Chasing Silver – The Story of Gorham episode 3

Chasing Silver - The Story of Gorham episode 3

Chasing Silver – The Story of Gorham episode 3: New designers leave their mark on the Gorham silver brand, while a climate of hostile takeovers and corporate mergers leaves Gorham grappling with an unstable future. Discover the bold ingenuity, brilliant artistry, and storied legacy of the local, world-class silversmithing foundry, Gorham Manufacturing. Chasing Silver: The Story of Gorham, a three-part series, follows the company from its origins as a small workshop to its rise as a global silver manufacturing titan.


 

 



 

Driven by the characters and events that fashioned Gorham’s success and ultimate demise, the series examines the delicate craft of silver design and the crushing toll of mass manufacturing. The Gorham Manufacturing Company is one of the largest American manufacturers of sterling and silverplate and a foundry for bronze sculpture. Gorham Silver was founded in Providence, Rhode Island, 1831 by Jabez Gorham, a master craftsman, in partnership with Henry L. Webster.

The firm’s chief product was spoons of coin silver. The company also made thimbles, combs, jewelry, and other small items. In 1842, the Congress enacted a tariff which effectively blocked the importation of silverware from outside the United States, which aided the American silver industry. Jabez Gorham did not take full advantage of this opportunity, but in 1847 Jabez retired and his son, John Gorham succeeded him as head of the company.

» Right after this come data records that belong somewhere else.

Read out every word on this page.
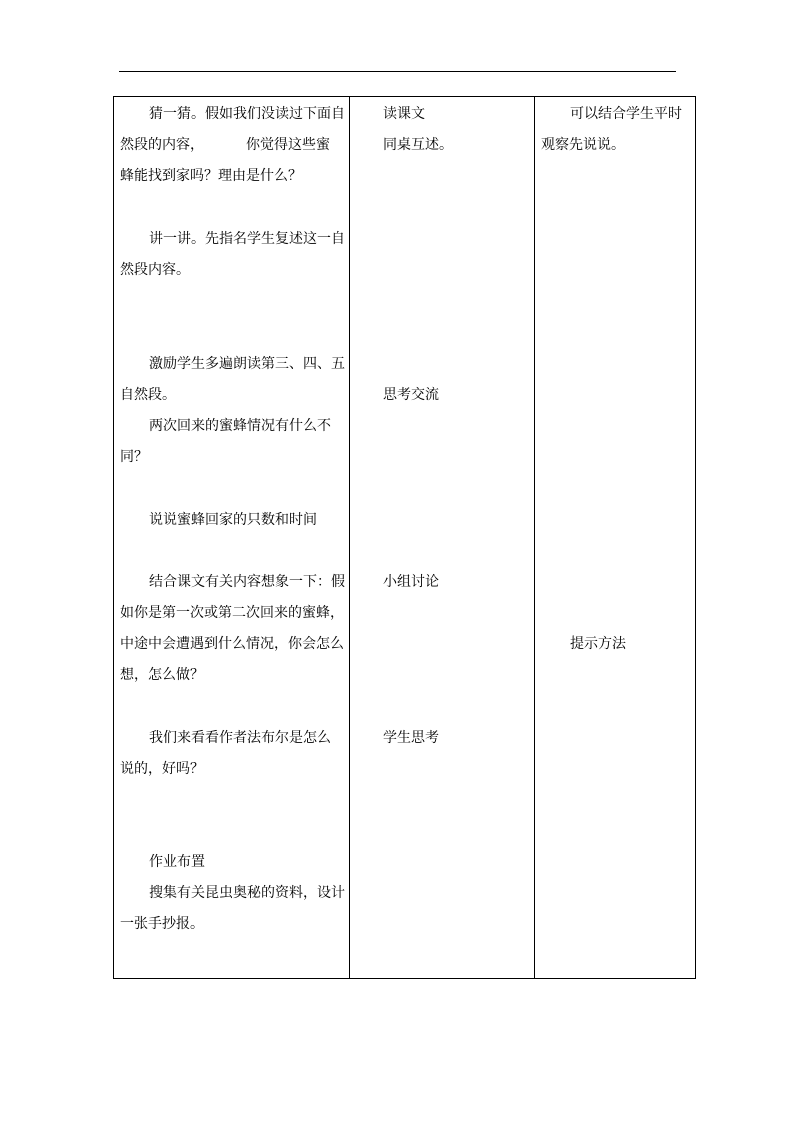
猜一猜。假如我们没读过下面自
然段的内容，	你觉得这些蜜
蜂能找到家吗？理由是什么？
讲一讲。先指名学生复述这一自
然段内容。
激励学生多遍朗读第三、四、五
自然段。
两次回来的蜜蜂情况有什么不
同？
说说蜜蜂回家的只数和时间
结合课文有关内容想象一下：假
如你是第一次或第二次回来的蜜蜂，
中途中会遭遇到什么情况，你会怎么
想，怎么做？
我们来看看作者法布尔是怎么
说的，好吗？
作业布置
搜集有关昆虫奥秘的资料，设计
一张手抄报。
读课文
同桌互述。
思考交流
小组讨论
学生思考
可以结合学生平时
观察先说说。
提示方法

John Gorham introduced mechanized production methods, enlarged the premises in downtown Providence, improved the designs, and expanded the product line. In 1852, Gorham toured many of Europe’s silver workshops and manufacturers, speaking with individual specialists, including master craftsmen and toolmakers. He sought highly skilled foreign workmen to train his American workers and hired George Wilkinson, a premier designer and workshop manager, from England. In 1865, the Rhode Island legislature granted a charter in the name of Gorham Manufacturing Company and in 1890, the company relocated to a factory on Adelaide Avenue in Providence.

 

Chasing Silver – The Story of Gorham episode 3

 

During the heyday of American silver manufacturing, approximately 1850–1940, Gorham was highly influential. William Christmas Codman, one of Gorham’s most noted designers, created the Chantilly design in 1895, which has become the most famous of Gorham’s flatware patterns. The company has produced matching hollowware in both sterling and silverplate.

In 1884, the company opened a store in the Ladies’ Mile shopping district in Manhattan, New York City, but moved in 1905 to a Fifth Avenue building which it commissioned from architect Stanford White. In 1906, Gorham purchased another long-time rival, New Jersey-based Kerr & Co. In 1924, the company absorbed the Massachusetts jewelry company Whiting Manufacturing Company, founded by William Dean Whiting in 1866.

Textron purchased the company in 1967, a move that some critics claim decreased quality due to management’s lack of understanding of Gorham’s specialty, producing high-quality sterling silverware and holloware. Textron began planning to sell the unit in 1988, completing the sale in 1989 to Dansk International Designs. Brown-Forman Corporation acquired Gorham from Dansk in 1991. The unit was sold in 2005 to Department 56 in the Lenox holdings transaction, with the resulting company renamed as Lenox Group.

However, in 2009 Lenox Group filed for Chapter 11 bankruptcy and it was subsequently acquired by Clarion Capital Partners, now operating under the name Lenox Corporation, which has three operating divisions, Lenox, Dansk, and Gorham.